Ap Verheggen’s vision of creating a “glacier” in the desert is a statement. It’s not meant to solve the world’s ever-worsening water problems, but to demonstrate, as he says, that the seemingly impossible is indeed possible.
For the Dutch artist, his sculpture will be a cry of alarm at the rapid pace of global warming. Impractical in itself, it is meant to spur others to strive for innovative responses to the evolving circumstances of changing climates.
“I give inspiration. What you can do with it is up to others,” he says.
“You have to open the borders of your thinking,” he said, in his apartment surrounded by his works. “To make ice in the desert is breaking down the border, and that is opening a new world.”
Verheggen’s giant sculpture is so far only a sketch and a series of charts in a laboratory in Zoetermeer, near his home in The Hague. Cofely, a refrigeration company that makes ice rinks and custom-designed cooling units for food storage, is testing the principles of creating ice in desert conditions.
Tests should be concluded by next year, then the task of sculpting the massive work will begin, said Verheggen. An unidentified north African country will be the first to host it.

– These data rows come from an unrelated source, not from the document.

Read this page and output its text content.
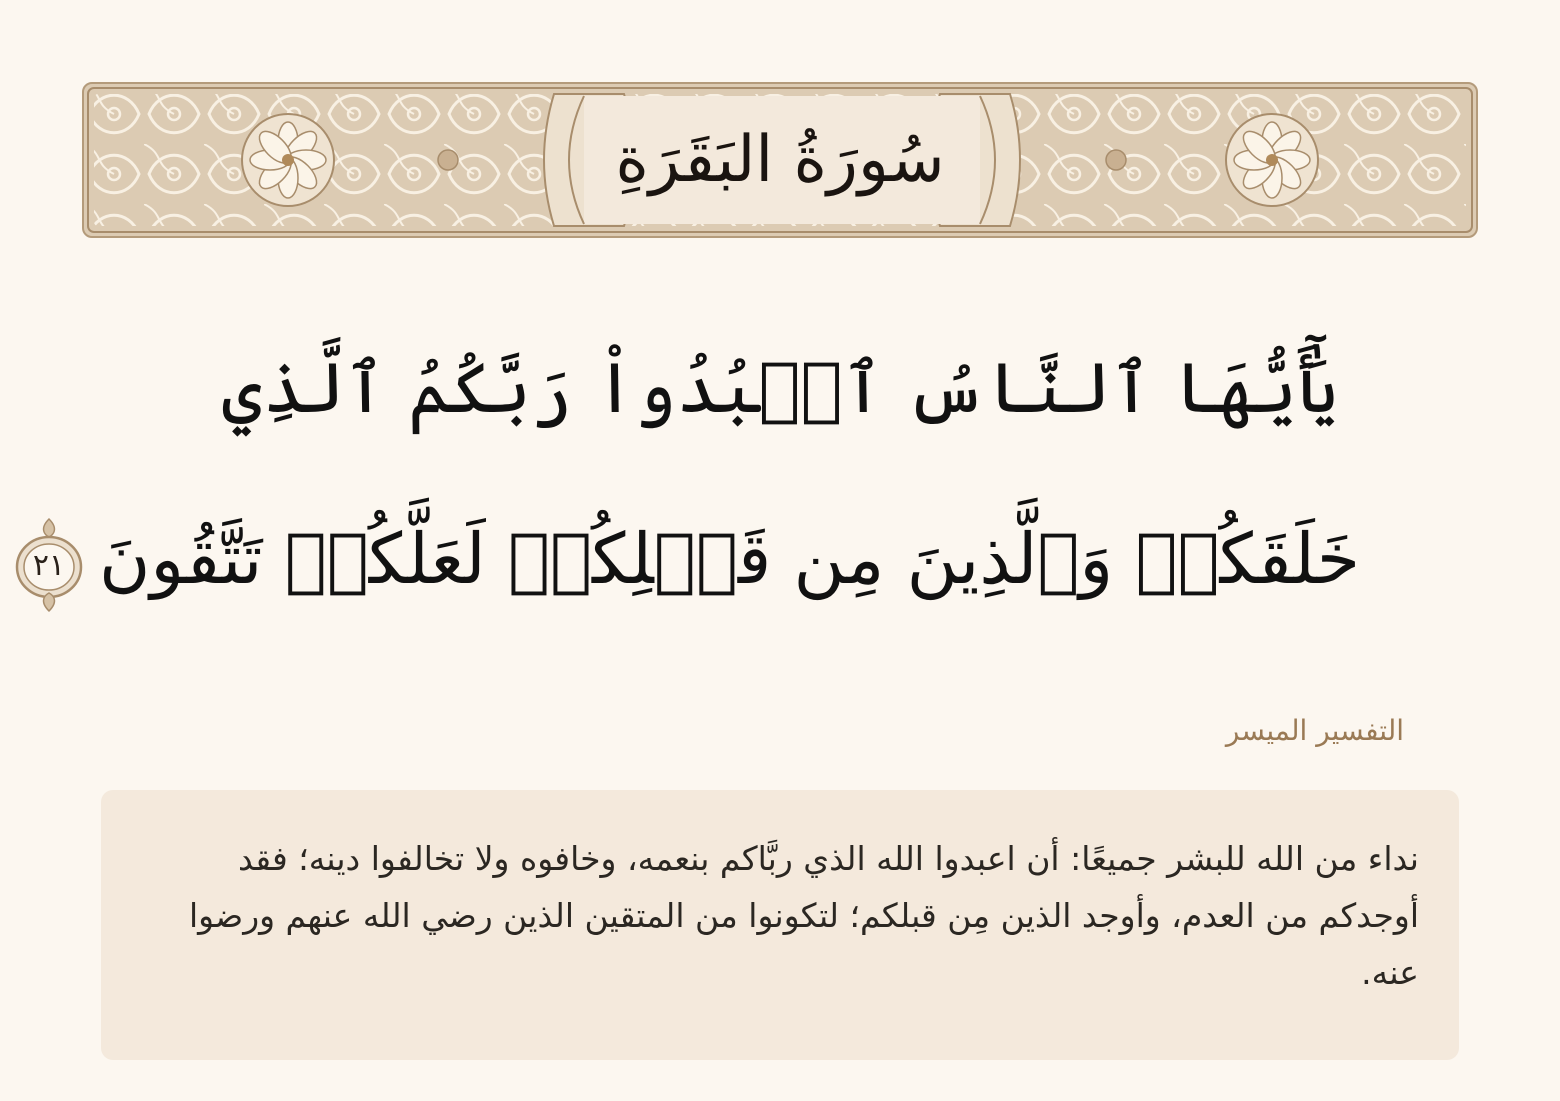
سُورَةُ البَقَرَةِ
يَٰٓأَيُّهَا ٱلنَّاسُ ٱعۡبُدُواْ رَبَّكُمُ ٱلَّذِي
خَلَقَكُمۡ وَٱلَّذِينَ مِن قَبۡلِكُمۡ لَعَلَّكُمۡ تَتَّقُونَ
٢١
التفسير الميسر
نداء من الله للبشر جميعًا: أن اعبدوا الله الذي ربَّاكم بنعمه، وخافوه ولا تخالفوا دينه؛ فقد أوجدكم من العدم، وأوجد الذين مِن قبلكم؛ لتكونوا من المتقين الذين رضي الله عنهم ورضوا عنه.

Scientist Andras Szollosi-Nagi says Verheggen’s work falls at the crossroads of art, environment and science. “It’s an amazing piece, it’s very unusual and that makes it very exciting.”
In Zoetermeer, engineers have produced a 10-centimeter (4-inch)-thick layer of ice on a slab of aluminum inside a shipping container-sized box that simulates desert conditions, with the temperature set at 30 Celsius (86 Fahrenheit) and plans to crank it up to 50C (122F). A humidifier provides the moisture, and a fan is directed at the ice like a desert breeze, resulting in a pool of water dripping off the surface of the ice sheet even as it thickens.
The company is using off-the-shelf technology. “Everybody thinks it’s dry in the desert, but it’s roughly the same amount of moisture in the air as here,” said project manager Erik Hoogendoorn.
It’s unlikely the idea will be developed anytime soon on an industrial scale to bring water to arid areas for human or agricultural use.
But Verheggen’s work will carry symbolic importance, says Szollosi-Nagi, the rector of the UNESCO Institute for Water Education, an arm of the U.N. Educational, Scientific and Cultural Organization. The institute, which brings students from developing countries to study water issues, will use the work on its website and in promotional movies, he said.
“We are not good at conveying simple messages in a powerful way. Science has its own limits, beyond which art can go,” he said at his office in the nearby city of Delft.
“The project demonstrates that in a totally hopeless environment you can still generate hope. The message is that what many call the looming water crisis is not inevitable. There are solutions, and it all depends on human ingenuity. It all depends on us,” he said.
Last year, Verheggen, a cultural ambassador for UNESCO, erected a huge sculpture on an iceberg off the coast of Greenland, an area he has visited annually for many years.
It was the struggle of the indigenous Inuits to cope with extreme temperatures and shrinking ice that prompted thoughts of building an ice-making piece of art in the desert.
“Let’s accept the climate is changing,” he says. “We have to see that as a challenge, to find new ways to deal with the changes in climate circumstances.”